Preferred JSON: array of Interview Prompt-1 outputs, e.g.:
[
{
“interview_id”: “INT-001”,
“pain_points”: [{ “bucket”: “…”, “theme”: “…”, “frequency”: 3, “impact”:”High”, “evidence”: [{“quote”:”…”, “timestamp”:”..”}]}],
“gain_points”: [{ “bucket”: “…”, “theme”: “…”, “frequency”: 2, “impact”:”Medium”, “evidence”: [{“quote”:”…”, “timestamp”:”..”}]}],
“notes”: {…}
}
// more interviews…
]

Alternative (Markdown): paste clearly labeled Pain/Gain tables per interview, each preceded by “Interview ID: INT-###”.

Phase 2: Wrap Into an Agent

Agentize only once prompt outputs are consistent, benchmarked, and validated.
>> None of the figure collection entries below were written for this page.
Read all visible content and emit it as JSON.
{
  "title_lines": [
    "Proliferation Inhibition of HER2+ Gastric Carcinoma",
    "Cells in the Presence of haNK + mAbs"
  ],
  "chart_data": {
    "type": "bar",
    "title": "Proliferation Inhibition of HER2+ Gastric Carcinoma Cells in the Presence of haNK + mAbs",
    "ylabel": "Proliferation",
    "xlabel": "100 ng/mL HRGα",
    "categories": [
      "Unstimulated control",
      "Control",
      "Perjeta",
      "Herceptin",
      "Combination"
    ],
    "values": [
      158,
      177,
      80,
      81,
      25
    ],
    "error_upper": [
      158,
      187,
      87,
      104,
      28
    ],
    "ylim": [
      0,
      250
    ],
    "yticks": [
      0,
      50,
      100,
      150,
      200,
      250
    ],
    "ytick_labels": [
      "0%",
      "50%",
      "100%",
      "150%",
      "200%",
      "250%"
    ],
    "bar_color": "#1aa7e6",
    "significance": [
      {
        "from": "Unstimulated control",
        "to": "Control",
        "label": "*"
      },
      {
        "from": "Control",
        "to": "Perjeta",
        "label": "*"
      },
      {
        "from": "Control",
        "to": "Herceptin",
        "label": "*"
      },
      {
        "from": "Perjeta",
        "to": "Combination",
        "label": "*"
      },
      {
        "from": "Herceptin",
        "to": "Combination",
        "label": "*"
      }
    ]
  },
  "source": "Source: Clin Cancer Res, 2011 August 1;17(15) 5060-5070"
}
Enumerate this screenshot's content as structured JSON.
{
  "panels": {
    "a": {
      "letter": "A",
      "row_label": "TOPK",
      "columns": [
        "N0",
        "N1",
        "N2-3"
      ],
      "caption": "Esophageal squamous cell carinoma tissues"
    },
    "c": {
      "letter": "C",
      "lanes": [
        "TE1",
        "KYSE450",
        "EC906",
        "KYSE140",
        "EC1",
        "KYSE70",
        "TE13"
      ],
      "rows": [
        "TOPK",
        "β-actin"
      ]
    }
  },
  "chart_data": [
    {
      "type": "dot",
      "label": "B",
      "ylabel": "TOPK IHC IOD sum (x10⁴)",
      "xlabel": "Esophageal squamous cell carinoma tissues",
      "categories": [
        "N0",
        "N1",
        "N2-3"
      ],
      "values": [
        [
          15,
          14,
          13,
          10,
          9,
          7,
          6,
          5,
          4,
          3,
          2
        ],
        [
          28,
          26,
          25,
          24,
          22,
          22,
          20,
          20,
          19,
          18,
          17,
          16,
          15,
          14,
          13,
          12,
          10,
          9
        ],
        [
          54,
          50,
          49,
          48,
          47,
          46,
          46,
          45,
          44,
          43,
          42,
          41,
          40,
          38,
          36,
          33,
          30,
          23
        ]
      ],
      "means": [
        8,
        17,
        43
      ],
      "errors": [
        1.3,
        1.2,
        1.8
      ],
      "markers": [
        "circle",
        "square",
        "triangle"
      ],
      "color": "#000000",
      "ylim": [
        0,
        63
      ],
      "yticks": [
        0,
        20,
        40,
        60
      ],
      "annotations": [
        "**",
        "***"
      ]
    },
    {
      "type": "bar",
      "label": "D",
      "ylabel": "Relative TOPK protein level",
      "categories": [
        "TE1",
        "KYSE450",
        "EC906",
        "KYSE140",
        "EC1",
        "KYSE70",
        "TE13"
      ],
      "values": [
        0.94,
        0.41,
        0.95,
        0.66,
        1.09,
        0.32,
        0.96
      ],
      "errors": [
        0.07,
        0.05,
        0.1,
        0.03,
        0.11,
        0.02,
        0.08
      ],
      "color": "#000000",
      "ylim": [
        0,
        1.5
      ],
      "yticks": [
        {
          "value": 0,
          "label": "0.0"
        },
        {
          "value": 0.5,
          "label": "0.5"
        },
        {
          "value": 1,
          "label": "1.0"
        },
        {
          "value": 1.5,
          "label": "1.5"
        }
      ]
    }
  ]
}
Operationalize the prompts into agents for long-term reliability through governance, monitoring, and continuous improvement.

Agent = orchestration + memory + routing + validations.

Explore the Agentic workflows below:

Workshop → Problem Framing

Data → Problem Framing

Vague Requirements → Problem Framing

User Interviews → Problem Framing

Outcomes & Learnings

Typical HMW practice (Before)	With AI Problem Framing Bureau (After)
HMWs aren’t traceable	Every HMW is backed by a common evidence spine – quotes, timestamps, survey metrics – all with IDs that you can trace back in seconds.
Votes & opinions > data	Themes are scored and ranked using explicit criteria: evidence strength, impact, business value – so prioritization is defensible.
Inputs are siloed (workshops vs surveys vs interviews)	All inputs are normalised into a shared structure (context + evidence + themes + HMWs), so you can compare across workshops, data, requirements, and interviews.
HMWs default to UI tweaks	Every theme is tagged with strategy lenses (people, process, technology, policy, data, resources, incentives, culture, temporal) before HMWs are framed – forcing a system-level view first.
Non-design problems get dumped on UX	HMWs are split into Design (IA, interaction, copy, feedback, a11y, perf) and Non-design (process, policy, staffing, tooling, incentives), so responsibilities are clear upfront.
Every project starts from scratch	The Bureau creates reusable reports and JSON – clean problem framing docs that can feed reviews, case studies, and future AI agents without rework.

From multiple test runs:

Deterministic structures reduced ambiguity and variance by 60%.
Prompt reasoning transparency improved explainability for non-design stakeholders.
Multi-lens scoring helped balance human empathy with organizational feasibility.

AI emerged not as a creative shortcut, but as a clarity multiplier, transforming noise into structure.

By embedding clarity, evidence, and determinism into our prompts, we teach machines how to reason like disciplined strategists.

When every insight is traceable and every decision grounded in evidence, teams design with confidence and problem framing becomes a repeatable craft.

Using OpenAI prompt optimizer tool

OpenAI offers a dedicated Prompt Optimizer tool for ChatGPT. Strangely, it’s not built directly into the ChatGPT interface but exists as a separate utility:

🔗 https://platform.openai.com/chat/edit?models=gpt-5&optimize=true

The tool is straightforward: you paste your prompt into an input field, and ChatGPT automatically refines it to produce a clearer, more effective version.